Si aceptamos esta hipótesis, lo lógico hubiera sido construir nuestra nosología mirando más a los condicionantes de la intervención que a la observación de los síntomas. No es nada que no se haga en otras disciplinas médicas que han extraviado menos su rumbo que la Psiquiatría. Los cánceres de mama no se clasifican por la dureza, la forma o la proximidad a la areola del tumor. Se clasifican en grado "1" o grado "n" según lo que la práctica indica que es la respuesta esperable a cada uno de los procedimientos disponibles para actuar sobre ellos. Y esa clasificación permite determinar cuál es el protocolo que va a aplicarse a un paciente dado y qué cabe esperar que suceda con él (qué parece más probable a la vista de lo sucedido con otros pacientes similares). El pragmatismo de los cirujanos ha enseñado a los oncólogos a dirigir su pensamiento de la intervención a los síntomas, más que de los síntomas a la intervención.
En Psiquiatría sucede hoy exactamente lo contrario. Poseídos por lo que me gusta llamar "la ilusión de Pinel" (el médico llamado a llevar la ciencia a los manicomios durante la Revolución Francesa demostrando que los locos no eran sino víctimas de enfermedades) los psiquiatras se esfuerzan por observar los síntomas esperando que estos (convenientemente pasados por el cluster analysis) dibujen solos entidades para las que ya alguien (¿la industria farmacéutica, quizás?) encontrará después remedios apropiados. Eso cuando no se trata de encontrar la enfermedad para la que alguien tiene ya un remedio listo para su venta como ha sucedido con la fobia social o el trastorno por déficit de atención. Aunque es verdad que esto no ha ocurrido sólo en Psiquiatría como demuestran la hipercolesterolemia y la hipertensión definidas por cifras antes consideradas normales.

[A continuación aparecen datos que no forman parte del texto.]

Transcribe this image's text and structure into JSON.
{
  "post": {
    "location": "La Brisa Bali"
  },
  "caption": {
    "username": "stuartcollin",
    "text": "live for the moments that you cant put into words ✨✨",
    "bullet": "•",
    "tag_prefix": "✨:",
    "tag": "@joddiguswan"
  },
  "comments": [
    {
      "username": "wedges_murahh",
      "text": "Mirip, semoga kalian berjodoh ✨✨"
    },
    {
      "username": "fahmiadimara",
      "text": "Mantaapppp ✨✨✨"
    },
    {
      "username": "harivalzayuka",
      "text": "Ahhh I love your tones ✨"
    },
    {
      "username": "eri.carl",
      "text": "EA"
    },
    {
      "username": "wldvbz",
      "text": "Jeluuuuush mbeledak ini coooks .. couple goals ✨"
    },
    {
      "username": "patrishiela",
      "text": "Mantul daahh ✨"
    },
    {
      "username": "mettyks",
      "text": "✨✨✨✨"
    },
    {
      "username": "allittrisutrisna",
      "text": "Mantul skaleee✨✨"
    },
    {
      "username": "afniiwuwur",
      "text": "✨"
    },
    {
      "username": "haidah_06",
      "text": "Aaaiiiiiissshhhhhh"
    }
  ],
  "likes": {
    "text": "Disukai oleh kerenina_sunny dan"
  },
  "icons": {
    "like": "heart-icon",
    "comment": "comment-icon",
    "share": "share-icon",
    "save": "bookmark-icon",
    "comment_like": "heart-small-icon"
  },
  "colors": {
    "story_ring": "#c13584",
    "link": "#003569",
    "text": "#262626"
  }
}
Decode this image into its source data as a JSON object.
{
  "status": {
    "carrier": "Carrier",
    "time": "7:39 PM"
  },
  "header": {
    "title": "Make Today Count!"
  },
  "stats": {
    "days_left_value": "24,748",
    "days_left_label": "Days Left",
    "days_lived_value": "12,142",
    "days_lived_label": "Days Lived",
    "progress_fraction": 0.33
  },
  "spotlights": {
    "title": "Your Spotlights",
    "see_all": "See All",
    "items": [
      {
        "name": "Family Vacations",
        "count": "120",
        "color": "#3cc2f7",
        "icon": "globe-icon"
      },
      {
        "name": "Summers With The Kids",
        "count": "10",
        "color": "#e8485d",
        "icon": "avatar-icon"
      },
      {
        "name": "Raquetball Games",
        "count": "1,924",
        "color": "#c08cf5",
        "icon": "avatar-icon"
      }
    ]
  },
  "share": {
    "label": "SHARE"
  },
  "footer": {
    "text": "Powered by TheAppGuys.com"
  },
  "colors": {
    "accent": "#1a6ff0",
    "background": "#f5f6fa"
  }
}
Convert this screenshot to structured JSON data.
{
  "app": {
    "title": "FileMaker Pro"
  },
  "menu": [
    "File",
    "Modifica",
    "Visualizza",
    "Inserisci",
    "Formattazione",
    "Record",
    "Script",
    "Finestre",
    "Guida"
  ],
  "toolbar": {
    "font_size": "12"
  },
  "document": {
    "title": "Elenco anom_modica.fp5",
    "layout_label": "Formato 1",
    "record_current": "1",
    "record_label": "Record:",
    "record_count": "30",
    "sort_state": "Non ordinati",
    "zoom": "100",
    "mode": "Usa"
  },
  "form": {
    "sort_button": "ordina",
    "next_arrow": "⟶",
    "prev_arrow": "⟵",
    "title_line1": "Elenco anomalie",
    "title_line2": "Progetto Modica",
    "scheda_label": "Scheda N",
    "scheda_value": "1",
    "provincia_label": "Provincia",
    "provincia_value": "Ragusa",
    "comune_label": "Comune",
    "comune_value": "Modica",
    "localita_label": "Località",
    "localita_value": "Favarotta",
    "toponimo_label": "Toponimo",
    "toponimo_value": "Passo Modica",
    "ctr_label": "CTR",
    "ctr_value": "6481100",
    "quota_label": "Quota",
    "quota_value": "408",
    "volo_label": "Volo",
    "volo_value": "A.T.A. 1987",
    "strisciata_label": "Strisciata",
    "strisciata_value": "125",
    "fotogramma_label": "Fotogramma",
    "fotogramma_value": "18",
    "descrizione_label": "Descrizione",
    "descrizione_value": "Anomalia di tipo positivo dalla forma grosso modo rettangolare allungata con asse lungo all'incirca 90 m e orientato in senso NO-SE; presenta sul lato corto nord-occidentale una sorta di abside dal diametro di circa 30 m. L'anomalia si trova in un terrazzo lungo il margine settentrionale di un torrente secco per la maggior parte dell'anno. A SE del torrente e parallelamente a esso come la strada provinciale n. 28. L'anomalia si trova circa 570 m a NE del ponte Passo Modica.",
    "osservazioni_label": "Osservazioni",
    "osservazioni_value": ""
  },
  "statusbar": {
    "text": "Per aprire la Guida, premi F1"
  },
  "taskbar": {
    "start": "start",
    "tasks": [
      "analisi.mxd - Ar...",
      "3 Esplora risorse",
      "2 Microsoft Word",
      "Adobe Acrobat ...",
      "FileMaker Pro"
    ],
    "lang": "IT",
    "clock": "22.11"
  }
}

Pero los intentos de encontrar remedios cada vez más específicos para cuadros cada vez mejor definidos han fracasado. Los remedios pretendidamente más específicos (pensemos el caso de los "antidepresivos" ISRS ) han resultado aplicables para cuadros que no tienen relación entre sí en nuestras nosologías. Y esto no ha sucedido sólo con los psicofármacos. Lo mismo ha sucedido con la terapia cognitivo-conductual, la terapia interpersonal o las terapias basadas en la mentalización por citar sólo algunas.
Este hecho es más flagrante en el caso de los trastornos mentales. Pero si pensáramos que estos son una excepción frente a las "verdaderas" enfermedades que atienden los médicos de otras especialidades, perderíamos la ocasión de aportar una visión crítica al resto de la Medicina. Y, la verdad es que ésta está muy necesitada de esa visión y la Psiquiatría (o, al menos, esa Otra Psiquiatría, Psiquiatría Crítica, Antipsiquiatría o Postpsiquiatría en la que ha ido a refugiarse lo que de pensamiento queda en la disciplina) puede jugar un papel de punta de lanza en el cuestionamiento de algunos dogmas generalmente aceptados por los médicos.